Over the last week, I had a debate with one of my coworkers over the nature of swearing. My coworker’s stance was squarely in the ballpark of “swearing is unintelligent and has no place in the English language”. That is not a direct quote, but it is the gist of the argument. I am on the opposing side that says profanity does have a place in language, and not just because I have a foul mouth. I think it’s important, even a little rhetorical, to note that none of this is based on fact, just opinion and what I observe, because, well… how can any of this be fact?
The first point she brought up is its overuse, and weirdly enough, I somewhat agree with her. Profanity has a place, definitely, and when used out of place it gives both the speaker and the subject the wrong image. It also gives profanity the wrong image by association. When excessively used it does have a rather distasteful effect, and in the context where it is used excessively it is commonly for the purpose of expressing an unintelligent idea. When used in excess the profanity gives the image of an unintelligent argument.
I don’t believe that profane words have an inherent unintelligent quality to them. Swear words are like any tool, it is all about context and use. This also ties in with the excessive use argument, in the sense that these two things are commonly used in conjunction to express an unintelligent idea. I am not saying that there aren’t words with connotation, there are. I just don’t think profanity falls under this supposed umbrella. A statement that possesses profanity is not inherently unintelligent because of the profanity. It’s about context; if “fuck” is used in a statement meant to convey anger, then the word will take on an identity of anger. If you use “asshole” in a non-malicious manner or tone, to refer to your friend, then it will likely be perceived as a friendly jibe.

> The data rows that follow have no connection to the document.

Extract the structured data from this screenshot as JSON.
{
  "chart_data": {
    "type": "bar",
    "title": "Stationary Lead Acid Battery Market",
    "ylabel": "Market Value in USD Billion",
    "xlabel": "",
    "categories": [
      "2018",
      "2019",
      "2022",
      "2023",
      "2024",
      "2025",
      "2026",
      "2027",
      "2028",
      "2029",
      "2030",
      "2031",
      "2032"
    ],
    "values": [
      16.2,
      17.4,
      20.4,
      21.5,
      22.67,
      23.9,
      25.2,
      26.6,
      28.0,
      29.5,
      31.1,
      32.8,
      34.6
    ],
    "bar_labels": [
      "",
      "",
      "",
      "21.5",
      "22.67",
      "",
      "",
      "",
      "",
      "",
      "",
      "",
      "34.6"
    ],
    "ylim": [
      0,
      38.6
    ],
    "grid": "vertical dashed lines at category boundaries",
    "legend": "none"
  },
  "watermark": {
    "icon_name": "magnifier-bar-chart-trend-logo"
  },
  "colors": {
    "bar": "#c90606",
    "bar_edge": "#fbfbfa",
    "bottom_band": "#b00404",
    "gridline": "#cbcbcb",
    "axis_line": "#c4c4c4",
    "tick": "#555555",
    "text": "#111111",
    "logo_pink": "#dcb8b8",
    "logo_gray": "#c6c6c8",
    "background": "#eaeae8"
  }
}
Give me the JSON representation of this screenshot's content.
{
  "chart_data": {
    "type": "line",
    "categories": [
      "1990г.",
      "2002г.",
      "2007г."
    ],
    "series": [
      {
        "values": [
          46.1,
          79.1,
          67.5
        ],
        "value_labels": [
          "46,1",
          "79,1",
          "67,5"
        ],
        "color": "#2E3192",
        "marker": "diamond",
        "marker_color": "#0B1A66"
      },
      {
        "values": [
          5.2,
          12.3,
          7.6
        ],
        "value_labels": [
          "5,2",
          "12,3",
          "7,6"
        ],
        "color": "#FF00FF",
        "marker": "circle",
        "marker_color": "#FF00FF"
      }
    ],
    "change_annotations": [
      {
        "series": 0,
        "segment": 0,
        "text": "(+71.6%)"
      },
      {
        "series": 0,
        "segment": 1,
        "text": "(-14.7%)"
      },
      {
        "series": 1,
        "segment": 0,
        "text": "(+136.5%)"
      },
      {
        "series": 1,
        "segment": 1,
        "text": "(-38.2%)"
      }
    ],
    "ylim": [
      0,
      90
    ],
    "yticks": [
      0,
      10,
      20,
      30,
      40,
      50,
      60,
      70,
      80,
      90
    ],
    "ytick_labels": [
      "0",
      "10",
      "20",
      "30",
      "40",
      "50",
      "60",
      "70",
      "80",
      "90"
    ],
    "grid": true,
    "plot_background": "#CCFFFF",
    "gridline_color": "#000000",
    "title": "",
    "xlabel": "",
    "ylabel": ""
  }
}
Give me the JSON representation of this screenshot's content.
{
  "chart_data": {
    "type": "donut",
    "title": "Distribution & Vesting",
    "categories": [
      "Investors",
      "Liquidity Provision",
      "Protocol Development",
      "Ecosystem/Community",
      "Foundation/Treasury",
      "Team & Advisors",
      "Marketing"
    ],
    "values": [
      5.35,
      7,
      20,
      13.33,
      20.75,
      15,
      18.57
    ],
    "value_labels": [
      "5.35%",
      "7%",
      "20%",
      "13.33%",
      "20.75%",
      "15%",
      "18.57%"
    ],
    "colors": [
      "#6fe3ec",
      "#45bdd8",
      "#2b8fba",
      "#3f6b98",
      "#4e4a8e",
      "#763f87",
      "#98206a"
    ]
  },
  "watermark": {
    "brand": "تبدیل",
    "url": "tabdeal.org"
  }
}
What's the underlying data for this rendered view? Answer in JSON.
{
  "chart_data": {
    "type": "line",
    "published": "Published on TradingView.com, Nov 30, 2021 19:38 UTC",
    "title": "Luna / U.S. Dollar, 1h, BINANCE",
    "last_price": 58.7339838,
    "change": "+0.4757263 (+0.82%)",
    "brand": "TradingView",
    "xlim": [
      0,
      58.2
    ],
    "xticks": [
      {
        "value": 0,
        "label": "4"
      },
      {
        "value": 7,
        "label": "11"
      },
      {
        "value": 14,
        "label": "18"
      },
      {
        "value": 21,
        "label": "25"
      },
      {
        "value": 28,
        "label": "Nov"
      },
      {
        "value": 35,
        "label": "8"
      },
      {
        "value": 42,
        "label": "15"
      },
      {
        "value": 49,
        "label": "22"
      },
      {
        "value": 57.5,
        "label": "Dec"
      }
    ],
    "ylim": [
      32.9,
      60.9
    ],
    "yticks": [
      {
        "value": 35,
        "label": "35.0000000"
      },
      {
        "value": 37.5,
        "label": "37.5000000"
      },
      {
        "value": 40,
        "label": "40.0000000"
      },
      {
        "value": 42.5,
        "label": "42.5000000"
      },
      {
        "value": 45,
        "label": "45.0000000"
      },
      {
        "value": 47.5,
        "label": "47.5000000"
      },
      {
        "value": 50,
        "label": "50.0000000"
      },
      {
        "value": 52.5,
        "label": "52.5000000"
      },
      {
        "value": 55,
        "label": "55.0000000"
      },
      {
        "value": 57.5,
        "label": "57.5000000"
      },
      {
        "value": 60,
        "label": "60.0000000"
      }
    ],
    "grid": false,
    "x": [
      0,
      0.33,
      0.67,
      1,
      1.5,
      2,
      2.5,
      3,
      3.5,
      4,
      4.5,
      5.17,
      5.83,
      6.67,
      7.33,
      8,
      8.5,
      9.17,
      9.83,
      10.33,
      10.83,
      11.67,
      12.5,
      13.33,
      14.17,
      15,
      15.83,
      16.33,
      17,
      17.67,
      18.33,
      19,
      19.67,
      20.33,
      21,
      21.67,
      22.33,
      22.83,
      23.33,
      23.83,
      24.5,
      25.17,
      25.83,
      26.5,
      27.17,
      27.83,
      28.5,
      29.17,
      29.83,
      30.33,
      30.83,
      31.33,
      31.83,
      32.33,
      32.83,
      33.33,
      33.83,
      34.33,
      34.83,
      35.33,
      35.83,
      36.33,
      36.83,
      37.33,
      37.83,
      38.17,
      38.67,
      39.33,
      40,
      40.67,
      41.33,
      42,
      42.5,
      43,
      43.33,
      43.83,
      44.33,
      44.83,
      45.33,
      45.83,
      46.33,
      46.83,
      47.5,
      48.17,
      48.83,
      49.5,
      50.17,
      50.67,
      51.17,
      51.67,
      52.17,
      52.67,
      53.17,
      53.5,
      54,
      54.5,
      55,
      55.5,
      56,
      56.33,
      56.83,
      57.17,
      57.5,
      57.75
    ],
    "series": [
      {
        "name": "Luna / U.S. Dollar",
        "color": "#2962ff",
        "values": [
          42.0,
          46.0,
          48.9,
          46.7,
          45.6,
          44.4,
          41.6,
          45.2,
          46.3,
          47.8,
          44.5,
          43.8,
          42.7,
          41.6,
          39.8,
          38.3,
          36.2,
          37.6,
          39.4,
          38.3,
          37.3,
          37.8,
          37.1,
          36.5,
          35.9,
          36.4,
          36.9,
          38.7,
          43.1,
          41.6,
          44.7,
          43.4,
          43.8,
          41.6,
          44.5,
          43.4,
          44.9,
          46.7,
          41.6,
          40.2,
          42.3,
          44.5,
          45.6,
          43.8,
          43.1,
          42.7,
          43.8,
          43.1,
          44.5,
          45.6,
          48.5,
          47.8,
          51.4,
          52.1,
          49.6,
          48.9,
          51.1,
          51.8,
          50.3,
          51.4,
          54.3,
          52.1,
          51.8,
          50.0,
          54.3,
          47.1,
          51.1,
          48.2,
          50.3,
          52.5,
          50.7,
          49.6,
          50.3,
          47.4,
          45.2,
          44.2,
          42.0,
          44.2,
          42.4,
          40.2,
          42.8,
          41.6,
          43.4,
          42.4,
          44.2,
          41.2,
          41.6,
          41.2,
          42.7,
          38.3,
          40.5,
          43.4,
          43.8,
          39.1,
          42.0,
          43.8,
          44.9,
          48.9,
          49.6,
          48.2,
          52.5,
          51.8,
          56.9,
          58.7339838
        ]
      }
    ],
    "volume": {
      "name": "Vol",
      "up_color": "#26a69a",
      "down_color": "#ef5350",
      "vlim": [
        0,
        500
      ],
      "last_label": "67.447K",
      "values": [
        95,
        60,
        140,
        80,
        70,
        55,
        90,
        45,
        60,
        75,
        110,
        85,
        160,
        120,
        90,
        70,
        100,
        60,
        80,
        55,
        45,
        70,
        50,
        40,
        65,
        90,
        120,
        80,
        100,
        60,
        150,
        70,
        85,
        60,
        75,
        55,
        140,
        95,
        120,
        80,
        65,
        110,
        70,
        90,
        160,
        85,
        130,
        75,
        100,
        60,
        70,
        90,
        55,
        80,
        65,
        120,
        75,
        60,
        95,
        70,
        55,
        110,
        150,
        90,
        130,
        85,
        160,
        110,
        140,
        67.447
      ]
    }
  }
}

To clarify; a word having a direct meaning and a word yielding an effect in culture are two different things. Swearing, gives a certain weight to your words. When you swear, your tone, expresses a certain level of significance; it gives a sense of severity and gravity. For example, if I were to say, “My boss was very disagreeable and agitating today,” I may get a small amount of sympathy, but the overall response would likely be “Yeah, those are bosses.” My statement may also not convey the emotion I want, or portray my boss in the egregious manner that I believe is accurate. Whereas “My boss acted like a complete asshole today,” may yield a more profound, sympathetic, and engaged response. It may also properly express the magnitude of how much of a jerk my boss was being. The overuse of profane words however robs the statement of any significance you were trying to express. Overuse also robs the profane words of any weight themselves, since they are thrown around as if they are pennies.
There’s also another practical use for swearing; one that I feel is abused a lot, but when used moderately: useful, nonetheless. Swearing creates an idea shorthand. All words are stand-ins for ideas, profanity is no exception. Instead of saying, “My boss acted rude, disrespectful, annoying, loud, unsympathetic, self-centered, and inconsiderate,” I can just simply say, “My boss was acted like an asshole.” You understand the idea, and it’s fast.
There are situations, however, where swearing as shorthand is not always acceptable; situations that require more detail and clarity. For example, if you are in a debate with a person and they begin to behave or say something that seems unethical to you; for you to say “You’re being an asshole,” is not an appropriate response given the situation and “asshole” does not offer any clarity on their inappropriateness of their behaviors. “Asshole” in this context is too ambiguous of a term to serve as commentary on one’s behavior.
The last argument my coworker brought up was the argument of swearing as immoral. Swearing has no inherent morality. It is all about the context of how the word’s use, not because of some inherent immoral attitude the words possess. I say all this because it is a flawed notion to make such a huge value judgement on a person’s intellect, and morality by the simple nature of them swearing. Swearing just needs to be used responsibly.